There's this one line of high tension lines that has a stork nest on Every Single One, for a couple of miles, somewhere south of Rochefort, on the road from Marennes. After the first few nests, the local government decided to equipe the centers of the pylons with platforms, to encourage the storks to nest there. Some of them still nest at the edges anyway.
La Rochelle. Great little port, with tides of more than 6 feet. At low tide the last rows of boats are aground in the mud, and we saw lots of good-sized fish swimming around the inevitable debris down there. Then the water came in and made everything pretty. Magic!
Lighthouses solidly on the mainland, not on precarious islands or even outlying points of land.
Hey, the People who put Rocks on Top of Other Rocks were here!
There he is, the Card Player, awaiting his delicious lunch of local micro-brew, a complicated savory crepe involving potatos and ham, and for dessert a crepe with salted caramel on it. Mmmm. At the Bigoudène - I knew it was a good idea to keep strolling until I found the restaurant with the little something extra.
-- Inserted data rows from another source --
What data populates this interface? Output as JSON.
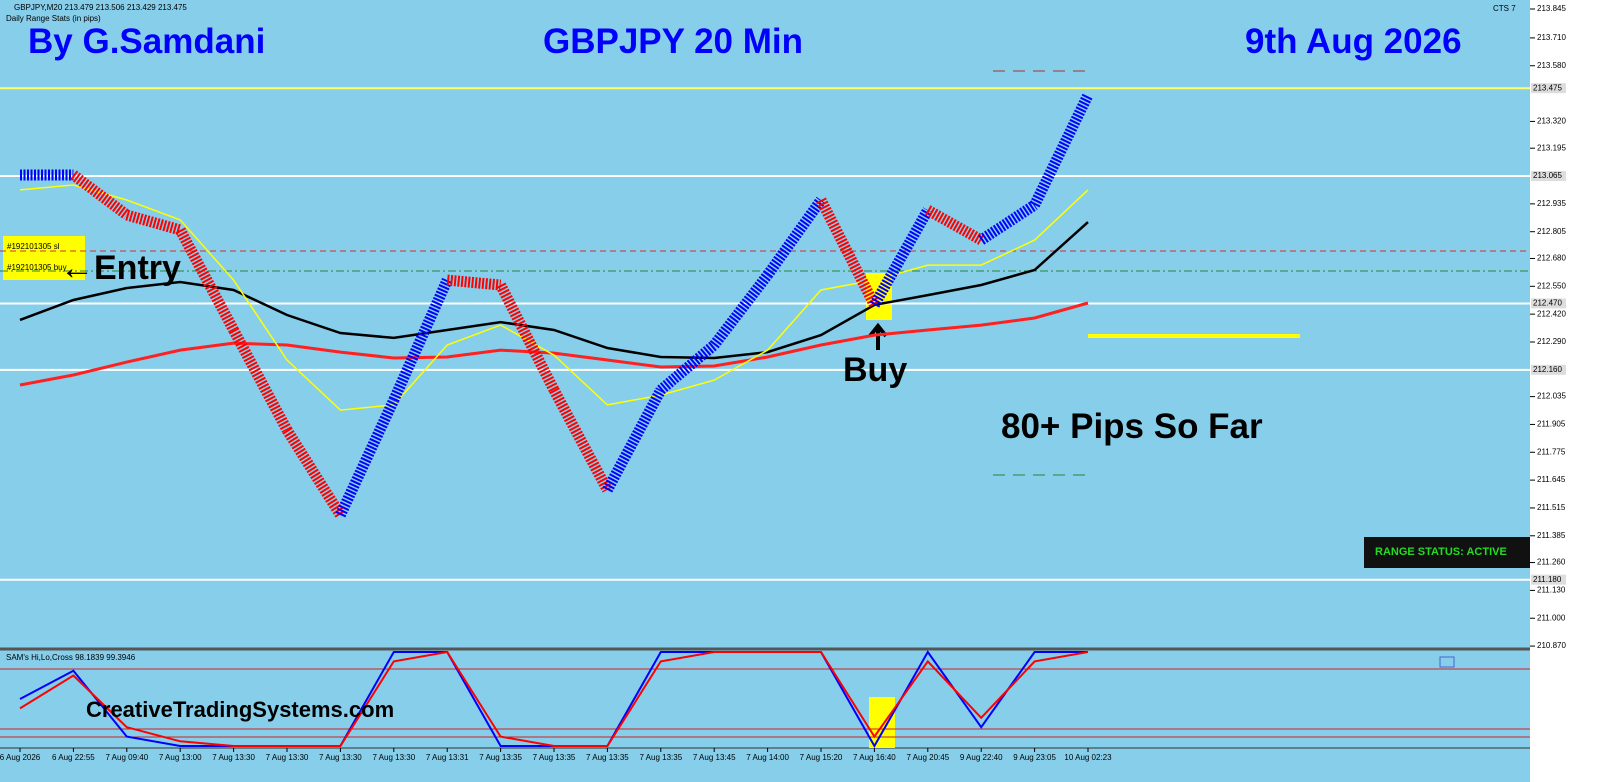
{
  "chart_data": [
    {
      "type": "line",
      "header": "GBPJPY,M20  213.479 213.506 213.429 213.475",
      "subheader": "Daily Range Stats (in pips)",
      "corner_label": "CTS 7",
      "categories": [
        "6 Aug 2026",
        "6 Aug 22:55",
        "7 Aug 09:40",
        "7 Aug 13:00",
        "7 Aug 13:30",
        "7 Aug 13:30",
        "7 Aug 13:30",
        "7 Aug 13:30",
        "7 Aug 13:31",
        "7 Aug 13:35",
        "7 Aug 13:35",
        "7 Aug 13:35",
        "7 Aug 13:35",
        "7 Aug 13:45",
        "7 Aug 14:00",
        "7 Aug 15:20",
        "7 Aug 16:40",
        "7 Aug 20:45",
        "9 Aug 22:40",
        "9 Aug 23:05",
        "10 Aug 02:23"
      ],
      "price": {
        "up_color": "#0000ff",
        "down_color": "#ff0000",
        "values": [
          213.07,
          213.07,
          212.883,
          212.813,
          212.346,
          211.879,
          211.482,
          212.019,
          212.579,
          212.556,
          212.066,
          211.599,
          212.066,
          212.276,
          212.603,
          212.953,
          212.463,
          212.906,
          212.766,
          212.93,
          213.443
        ]
      },
      "series": [
        {
          "color": "#ff2020",
          "width": 3,
          "values": [
            212.089,
            212.136,
            212.196,
            212.252,
            212.285,
            212.276,
            212.243,
            212.215,
            212.22,
            212.252,
            212.238,
            212.206,
            212.173,
            212.178,
            212.22,
            212.276,
            212.322,
            212.346,
            212.369,
            212.402,
            212.472
          ]
        },
        {
          "color": "#000000",
          "width": 2.5,
          "values": [
            212.393,
            212.486,
            212.542,
            212.57,
            212.533,
            212.416,
            212.332,
            212.309,
            212.346,
            212.383,
            212.346,
            212.262,
            212.22,
            212.215,
            212.243,
            212.322,
            212.463,
            212.509,
            212.556,
            212.626,
            212.85
          ]
        },
        {
          "color": "#ffff00",
          "width": 1.5,
          "values": [
            213.0,
            213.023,
            212.953,
            212.86,
            212.579,
            212.206,
            211.972,
            211.996,
            212.276,
            212.369,
            212.229,
            211.996,
            212.042,
            212.112,
            212.252,
            212.533,
            212.579,
            212.649,
            212.649,
            212.766,
            213.0
          ]
        }
      ],
      "ylim": [
        210.861,
        213.887
      ],
      "yticks": [
        213.845,
        {
          "value": 213.71,
          "label": "213.710"
        },
        {
          "value": 213.58,
          "label": "213.580"
        },
        {
          "value": 213.32,
          "label": "213.320"
        },
        213.195,
        212.935,
        212.805,
        {
          "value": 212.68,
          "label": "212.680"
        },
        {
          "value": 212.55,
          "label": "212.550"
        },
        {
          "value": 212.42,
          "label": "212.420"
        },
        {
          "value": 212.29,
          "label": "212.290"
        },
        212.035,
        211.905,
        211.775,
        211.645,
        211.515,
        211.385,
        {
          "value": 211.26,
          "label": "211.260"
        },
        {
          "value": 211.13,
          "label": "211.130"
        },
        {
          "value": 211.0,
          "label": "211.000"
        },
        {
          "value": 210.87,
          "label": "210.870"
        }
      ],
      "levels": [
        {
          "value": 213.475,
          "label": "213.475",
          "color": "#ffff66"
        },
        {
          "value": 213.065,
          "label": "213.065",
          "color": "#ffffff"
        },
        {
          "value": 212.47,
          "label": "212.470",
          "color": "#ffffff"
        },
        {
          "value": 212.16,
          "label": "212.160",
          "color": "#ffffff"
        },
        {
          "value": 211.18,
          "label": "211.180",
          "color": "#ffffff"
        }
      ],
      "annotations": {
        "author": "By G.Samdani",
        "title": "GBPJPY 20 Min",
        "date": "9th Aug 2026",
        "entry": "←Entry",
        "order_sl": "#192101305 sl",
        "order_buy": "#192101305 buy",
        "buy": "Buy",
        "pips": "80+ Pips So Far",
        "status": "RANGE STATUS: ACTIVE"
      }
    },
    {
      "type": "oscillator",
      "title": "SAM's Hi,Lo,Cross 98.1839 99.3946",
      "site": "CreativeTradingSystems.com",
      "ylim": [
        0,
        100
      ],
      "series": [
        {
          "color": "#0000ff",
          "values": [
            50,
            80,
            10,
            0,
            0,
            0,
            0,
            100,
            100,
            0,
            0,
            0,
            100,
            100,
            100,
            100,
            0,
            100,
            20,
            100,
            100
          ]
        },
        {
          "color": "#ff0000",
          "values": [
            40,
            75,
            20,
            5,
            0,
            0,
            0,
            90,
            100,
            10,
            0,
            0,
            90,
            100,
            100,
            100,
            10,
            90,
            30,
            90,
            100
          ]
        }
      ]
    }
  ]
}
After lunch, a bit of window shopping, then a trip on the boatbus out to the really really really huge port. Well, for France. San Diego's is larger, but in a town of 100 times more people.
Brouages, another whole fortified town that used to be a port but is now quite some distance inland. Nearly still served by boats, though, from all the canals crisscrossing the marsh. There are oyster businesses just outside the walls.
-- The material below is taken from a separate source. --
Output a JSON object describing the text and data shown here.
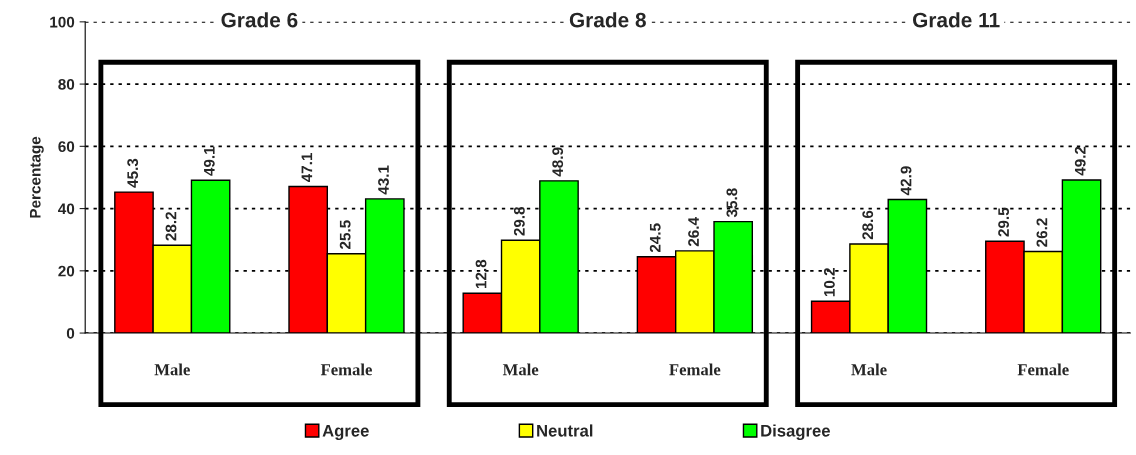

The ramparts still go all the way around, and inside the town is now filled with artists' workshops and boutiques, and little eateries for tourists.
Off for a Sunday stroll around Mornac sur Seudre. It's a cute little village, filled with boutiques open on Sundays.
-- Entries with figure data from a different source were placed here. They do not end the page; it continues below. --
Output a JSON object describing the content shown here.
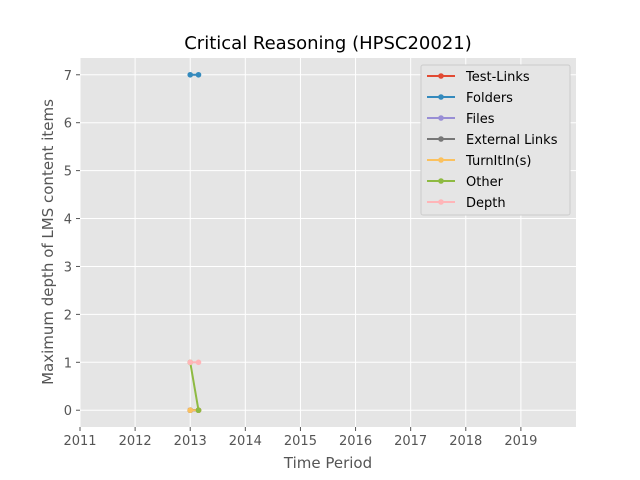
{
  "chart_data": {
    "type": "line",
    "title": "Critical Reasoning (HPSC20021)",
    "xlabel": "Time Period",
    "ylabel": "Maximum depth of LMS content items",
    "xlim": [
      2011,
      2020
    ],
    "ylim": [
      -0.35,
      7.35
    ],
    "x_ticks": [
      "2011",
      "2012",
      "2013",
      "2014",
      "2015",
      "2016",
      "2017",
      "2018",
      "2019"
    ],
    "y_ticks": [
      "0",
      "1",
      "2",
      "3",
      "4",
      "5",
      "6",
      "7"
    ],
    "grid": true,
    "legend_position": "top-right",
    "series": [
      {
        "name": "Test-Links",
        "color": "#e24a33",
        "x": [
          2013.0,
          2013.15
        ],
        "y": [
          0,
          0
        ]
      },
      {
        "name": "Folders",
        "color": "#348abd",
        "x": [
          2013.0,
          2013.15
        ],
        "y": [
          7,
          7
        ]
      },
      {
        "name": "Files",
        "color": "#988ed5",
        "x": [
          2013.0,
          2013.15
        ],
        "y": [
          0,
          0
        ]
      },
      {
        "name": "External Links",
        "color": "#777777",
        "x": [
          2013.0,
          2013.15
        ],
        "y": [
          0,
          0
        ]
      },
      {
        "name": "TurnItIn(s)",
        "color": "#fbc15e",
        "x": [
          2013.0,
          2013.15
        ],
        "y": [
          0,
          0
        ]
      },
      {
        "name": "Other",
        "color": "#8eba42",
        "x": [
          2013.0,
          2013.15
        ],
        "y": [
          1,
          0
        ]
      },
      {
        "name": "Depth",
        "color": "#ffb5b8",
        "x": [
          2013.0,
          2013.15
        ],
        "y": [
          1,
          1
        ]
      }
    ]
  }
}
This region, the Charentes-Maritimes, is the kingdom of hollyhocks. They are everywhere, all colors from white to dark red. I'd pick some seed pods if I could, but they aren't ready yet. At home I pinch hollyhock seed pods on my way home from work, then toss them in the yard. I've got four or five growing so far.
Being on the Seudre, just a couple of miles from the Atlantic coast so it's still in the tidal area, Mornac is oyster territory, with canals and boats all over. Would be nice to rent a boat to tool around the marshes for a day...
Plenty of cats here.
And then back to La Palmyre for a little aperitif, with oysters and whelks and buttered bread.